SHIPPING, as I have stated many times, has little or no influence on the international trade that produces the cargoes that creates the demand for shipping services.
However, shipping can open up new markets and provide the supply chain for raw materials and finished goods. This supply chain opened Asian trade in the 19th and 20th centuries and enabled oil to move from remote parts of the Middle East and Asia to the centres of industrial and economic growth in Europe and the US.
Shipping prospered throughout the 20th century providing the materials for rebuilding war-torn nations after two world wars and opening new markets in Africa, Asia and South America.
This led to globalisation of world trade in the opening years of the 21st century, with an unforeseen surge in the Chinese economy that fuelled a shipping boom in the last decade.
Shipping was essential to this surge: China’s appetite for raw materials, particularly for minerals of all types, seemed as insatiable as the appetite of consumers in Europe and the US for Chinese manufactured products. Both required large numbers of ships to feed economic expansion.
And so the dominoes of world trade were stacked against each other. Shipowners, predicting apparently endless demand for their services, launched a reckless programme of vessel orders for all classes of ships.
As China expanded its industrial base and built supporting infrastructure, it relocated millions of its people from rural areas to the expanding cities of the east and south; Shanghai, Guangzhou and Beijing.
This stacked up a second set of dominoes, creating soaring Chinese demand for energy products of all types from coal to oil and gas. This, again, required shipping services to deliver them. The chain of dominoes now stretched from China to Brazil, Australia , the Middle East and the US.
Shipping has never operated as a global industry. It comprises hundreds, or even thousands, of privately owned companies located all over the world. Only a few have publicly traded formats; even fewer are subsidiaries of large corporations.
There are few barriers to entry into ship ownership: money really is the only necessity. The markets for ordering new ships, buying secondhand ones and scrapping old ones are incredibly efficient, but are only a guide to the future in showing size of world fleets by type and related orderbooks for new ships.
Ships’ employment, or charters, is mostly arranged by a global market of brokers, who arrange contracts for the movement of cargoes.
However, the container sector provides regular services between ports and charges published rates for moving boxes that often include the land-based part of the journeys.
When all the sets of dominoes lined up, creating new demand for shipping, there was a rush from existing shipowners and from newcomers to order all types of new ships.
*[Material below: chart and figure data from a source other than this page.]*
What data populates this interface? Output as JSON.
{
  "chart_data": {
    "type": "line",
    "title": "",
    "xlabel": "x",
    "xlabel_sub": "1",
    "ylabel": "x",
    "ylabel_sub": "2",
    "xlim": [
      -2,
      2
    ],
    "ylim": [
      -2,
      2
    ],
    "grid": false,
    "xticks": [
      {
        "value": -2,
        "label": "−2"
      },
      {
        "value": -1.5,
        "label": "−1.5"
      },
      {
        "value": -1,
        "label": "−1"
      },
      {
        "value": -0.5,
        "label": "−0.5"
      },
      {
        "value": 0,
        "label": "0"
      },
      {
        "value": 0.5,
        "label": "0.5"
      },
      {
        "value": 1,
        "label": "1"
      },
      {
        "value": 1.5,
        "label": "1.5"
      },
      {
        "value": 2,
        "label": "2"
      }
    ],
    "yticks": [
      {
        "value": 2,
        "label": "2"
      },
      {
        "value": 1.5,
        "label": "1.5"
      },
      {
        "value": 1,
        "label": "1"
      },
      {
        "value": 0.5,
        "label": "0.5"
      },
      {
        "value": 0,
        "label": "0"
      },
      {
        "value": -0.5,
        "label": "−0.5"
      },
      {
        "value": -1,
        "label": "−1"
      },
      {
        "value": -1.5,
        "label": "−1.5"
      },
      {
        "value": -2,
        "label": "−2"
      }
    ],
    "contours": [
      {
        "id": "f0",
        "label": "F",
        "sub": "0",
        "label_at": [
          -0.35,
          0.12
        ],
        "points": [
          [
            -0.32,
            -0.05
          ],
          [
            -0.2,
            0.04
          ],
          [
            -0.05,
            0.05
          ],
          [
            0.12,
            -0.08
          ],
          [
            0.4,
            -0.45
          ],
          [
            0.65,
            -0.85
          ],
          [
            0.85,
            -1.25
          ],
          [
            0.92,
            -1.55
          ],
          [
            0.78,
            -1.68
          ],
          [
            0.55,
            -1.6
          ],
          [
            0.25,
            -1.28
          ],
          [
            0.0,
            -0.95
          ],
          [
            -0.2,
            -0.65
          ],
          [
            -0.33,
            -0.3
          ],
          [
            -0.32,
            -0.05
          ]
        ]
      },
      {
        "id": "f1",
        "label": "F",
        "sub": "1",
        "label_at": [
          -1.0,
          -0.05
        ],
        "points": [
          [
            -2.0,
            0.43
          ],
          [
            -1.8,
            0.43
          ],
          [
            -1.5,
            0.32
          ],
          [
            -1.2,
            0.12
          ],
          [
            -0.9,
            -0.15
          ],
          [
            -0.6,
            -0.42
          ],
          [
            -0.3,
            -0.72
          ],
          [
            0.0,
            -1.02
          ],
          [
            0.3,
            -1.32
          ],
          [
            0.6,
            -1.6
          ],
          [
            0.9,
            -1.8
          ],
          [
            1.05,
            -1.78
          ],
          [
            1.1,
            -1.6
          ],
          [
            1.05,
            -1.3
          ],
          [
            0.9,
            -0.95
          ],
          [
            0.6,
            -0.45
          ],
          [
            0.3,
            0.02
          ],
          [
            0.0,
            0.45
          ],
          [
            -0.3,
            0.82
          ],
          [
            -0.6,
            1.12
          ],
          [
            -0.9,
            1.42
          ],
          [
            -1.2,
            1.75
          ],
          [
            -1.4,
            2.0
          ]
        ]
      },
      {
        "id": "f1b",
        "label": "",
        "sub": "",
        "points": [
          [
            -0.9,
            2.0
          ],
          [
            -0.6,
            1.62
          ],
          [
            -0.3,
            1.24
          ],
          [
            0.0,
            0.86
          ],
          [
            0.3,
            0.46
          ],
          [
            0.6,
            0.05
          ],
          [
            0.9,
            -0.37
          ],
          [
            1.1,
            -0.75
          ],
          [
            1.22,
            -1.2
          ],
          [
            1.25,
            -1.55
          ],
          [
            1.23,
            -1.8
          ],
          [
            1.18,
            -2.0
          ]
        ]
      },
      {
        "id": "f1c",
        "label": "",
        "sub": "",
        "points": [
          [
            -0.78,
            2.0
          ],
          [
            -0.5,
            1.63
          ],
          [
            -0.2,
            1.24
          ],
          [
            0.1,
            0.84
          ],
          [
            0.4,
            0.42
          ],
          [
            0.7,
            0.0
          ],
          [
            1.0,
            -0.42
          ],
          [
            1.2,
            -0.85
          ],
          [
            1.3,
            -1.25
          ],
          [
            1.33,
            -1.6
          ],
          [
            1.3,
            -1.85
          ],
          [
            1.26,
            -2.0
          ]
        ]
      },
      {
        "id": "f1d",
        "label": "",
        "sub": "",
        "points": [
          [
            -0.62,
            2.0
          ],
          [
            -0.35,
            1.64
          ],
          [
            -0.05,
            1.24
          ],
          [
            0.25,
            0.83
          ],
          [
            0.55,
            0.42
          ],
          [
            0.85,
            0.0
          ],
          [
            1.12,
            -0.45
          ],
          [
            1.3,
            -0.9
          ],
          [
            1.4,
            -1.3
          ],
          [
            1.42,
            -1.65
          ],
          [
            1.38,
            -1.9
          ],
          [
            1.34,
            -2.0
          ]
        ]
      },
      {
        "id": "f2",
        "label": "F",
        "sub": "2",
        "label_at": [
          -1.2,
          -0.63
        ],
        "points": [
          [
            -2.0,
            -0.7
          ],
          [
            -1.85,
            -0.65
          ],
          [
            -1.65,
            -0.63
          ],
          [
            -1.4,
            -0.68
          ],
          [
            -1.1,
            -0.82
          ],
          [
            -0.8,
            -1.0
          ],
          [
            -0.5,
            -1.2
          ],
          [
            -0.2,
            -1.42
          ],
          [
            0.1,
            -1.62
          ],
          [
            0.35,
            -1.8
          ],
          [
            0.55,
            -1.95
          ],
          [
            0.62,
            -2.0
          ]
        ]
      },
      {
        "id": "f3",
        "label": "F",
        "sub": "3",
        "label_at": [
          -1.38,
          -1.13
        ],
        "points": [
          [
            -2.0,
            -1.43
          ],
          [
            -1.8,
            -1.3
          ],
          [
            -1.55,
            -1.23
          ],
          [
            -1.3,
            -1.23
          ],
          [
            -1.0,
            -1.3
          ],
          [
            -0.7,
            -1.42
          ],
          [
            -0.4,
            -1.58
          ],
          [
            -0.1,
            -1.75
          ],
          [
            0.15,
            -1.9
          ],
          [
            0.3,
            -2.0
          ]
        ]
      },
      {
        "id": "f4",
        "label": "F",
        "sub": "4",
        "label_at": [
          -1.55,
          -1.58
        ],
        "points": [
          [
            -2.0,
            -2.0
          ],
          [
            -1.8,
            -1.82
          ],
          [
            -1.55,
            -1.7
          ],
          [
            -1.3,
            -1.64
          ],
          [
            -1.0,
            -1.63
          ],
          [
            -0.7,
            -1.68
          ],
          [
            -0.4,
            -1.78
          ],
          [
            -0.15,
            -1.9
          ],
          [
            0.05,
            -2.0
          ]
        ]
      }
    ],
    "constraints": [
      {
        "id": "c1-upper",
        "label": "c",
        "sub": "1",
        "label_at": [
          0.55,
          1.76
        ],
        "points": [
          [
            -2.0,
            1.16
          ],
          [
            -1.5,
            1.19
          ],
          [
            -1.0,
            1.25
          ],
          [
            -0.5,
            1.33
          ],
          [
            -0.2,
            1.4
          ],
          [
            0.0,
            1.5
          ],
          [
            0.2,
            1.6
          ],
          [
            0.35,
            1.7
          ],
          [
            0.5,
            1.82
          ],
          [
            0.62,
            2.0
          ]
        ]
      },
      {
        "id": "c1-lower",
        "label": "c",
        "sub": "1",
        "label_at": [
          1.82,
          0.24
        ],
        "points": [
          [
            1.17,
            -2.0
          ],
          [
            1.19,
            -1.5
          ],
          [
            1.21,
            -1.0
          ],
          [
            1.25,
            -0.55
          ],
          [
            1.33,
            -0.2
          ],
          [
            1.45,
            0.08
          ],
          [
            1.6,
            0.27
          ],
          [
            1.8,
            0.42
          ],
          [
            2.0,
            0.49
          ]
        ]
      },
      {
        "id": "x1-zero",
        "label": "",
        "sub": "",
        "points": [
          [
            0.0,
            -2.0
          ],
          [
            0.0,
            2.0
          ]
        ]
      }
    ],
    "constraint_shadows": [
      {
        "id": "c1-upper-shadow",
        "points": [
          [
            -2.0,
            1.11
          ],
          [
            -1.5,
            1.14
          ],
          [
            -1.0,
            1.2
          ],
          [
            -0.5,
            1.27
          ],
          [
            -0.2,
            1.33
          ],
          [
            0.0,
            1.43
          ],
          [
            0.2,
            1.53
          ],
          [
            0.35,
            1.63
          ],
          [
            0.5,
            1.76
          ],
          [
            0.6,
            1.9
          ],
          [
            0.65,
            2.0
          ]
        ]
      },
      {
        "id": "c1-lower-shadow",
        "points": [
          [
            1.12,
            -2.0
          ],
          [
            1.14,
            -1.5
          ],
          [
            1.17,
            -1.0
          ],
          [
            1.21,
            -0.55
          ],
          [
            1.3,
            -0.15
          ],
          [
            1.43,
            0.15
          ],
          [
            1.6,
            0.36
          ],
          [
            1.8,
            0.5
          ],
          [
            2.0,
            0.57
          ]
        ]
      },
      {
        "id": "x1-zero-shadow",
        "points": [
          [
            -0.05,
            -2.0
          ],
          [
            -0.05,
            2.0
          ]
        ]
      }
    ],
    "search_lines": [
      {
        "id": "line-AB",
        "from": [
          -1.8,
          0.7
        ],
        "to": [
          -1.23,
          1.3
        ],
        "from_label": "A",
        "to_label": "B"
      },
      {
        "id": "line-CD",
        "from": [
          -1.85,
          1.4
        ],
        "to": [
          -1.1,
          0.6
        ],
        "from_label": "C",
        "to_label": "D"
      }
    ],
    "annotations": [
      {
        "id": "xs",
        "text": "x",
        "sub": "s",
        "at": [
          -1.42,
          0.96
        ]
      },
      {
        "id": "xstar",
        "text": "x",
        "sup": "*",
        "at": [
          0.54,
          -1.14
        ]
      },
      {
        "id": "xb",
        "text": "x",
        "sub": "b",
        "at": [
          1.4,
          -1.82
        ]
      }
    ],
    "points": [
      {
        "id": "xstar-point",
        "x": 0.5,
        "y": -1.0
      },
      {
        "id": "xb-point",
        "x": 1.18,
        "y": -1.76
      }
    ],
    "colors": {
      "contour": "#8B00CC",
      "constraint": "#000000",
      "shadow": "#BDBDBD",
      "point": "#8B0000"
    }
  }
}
The shipbuilding market expanded too. Indeed, many orders were placed with shipyards to be built only once they had a predetermined number of orders in place.
This created a sharp increase in prices of new ships, and premiums for early delivery. This continued until late 2007, on the eve of the Lehman Brothers’ collapse and the start of the global financial crisis.
By now, the world orderbook stood at 50% of current total capacity, rising as high as 70% in some sectors, had all the ships been delivered by the end of the decade.
Now, the dominoes formed a wall around world trade. And suddenly they began to fall.
Growth in demand for shipping slowed sharply, to be outstripped by the end of the decade by available tonnage and by yet-to-be-delivered orders.
As a result, nearly all the traded markets have collapsed. Numerous public and private shipowning companies have gone bankrupt or face insolvency. A huge number of ships are still being built.
The domino effect of one economic activity on others works in reverse too. But as many shipowners failed to recognise the interdependence of one trade on another, they also failed to see the negative effects that came from the financial crises and the near-collapse of the euro.
Today we see the major economies of Europe face years of uncertainty as the US struggles to deal with its massive debts, which will have a strong negative effect on China.
The falling dominoes will continue to have an impact, declining US consumption of gasoline reducing imports of crude oil from outside North America with serious implications for the tanker industry.
There is little hope that things will turn round in the near future. There is plenty of uncertainty that may well make things worse. Breakdowns and accidents are likely as shipping companies cut their costs to the bone to survive.
Shipping needs fewer shipowners in all sectors, larger well-capitalised companies focusing on long-term contracts with end-users for moving cargoes. Such consolidation is needed across all segments, from large tankers and dry-bulk carriers to smaller ships of all types.
Single-industry focus or “pure play” has proved to be a figment of Wall St’s imagination showing that the future lies with the large multi-trade shipping companies that dominated in the past.
China and its policies towards shipping are a constant concern. There appears to be no single plan; individual initiatives reflect support for shipbuilding on the one hand and support for cheaper shipping on the other.
But China is itself a domino – a large one – whose fortunes depend on the ability of many other nations to supply its raw materials and buy its manufactured goods.
Shipping has lost its political muscle by moving most of its assets offshore. It needs to consider returning to centres of world trade such as the US and Europe to consolidate and deal with the threats that China poses.
Having a large fleet of ships is another domino. And bringing many big dominoes together can be an effective strategy. Now is a good time to make the move towards large multinational and multi-type shipping companies.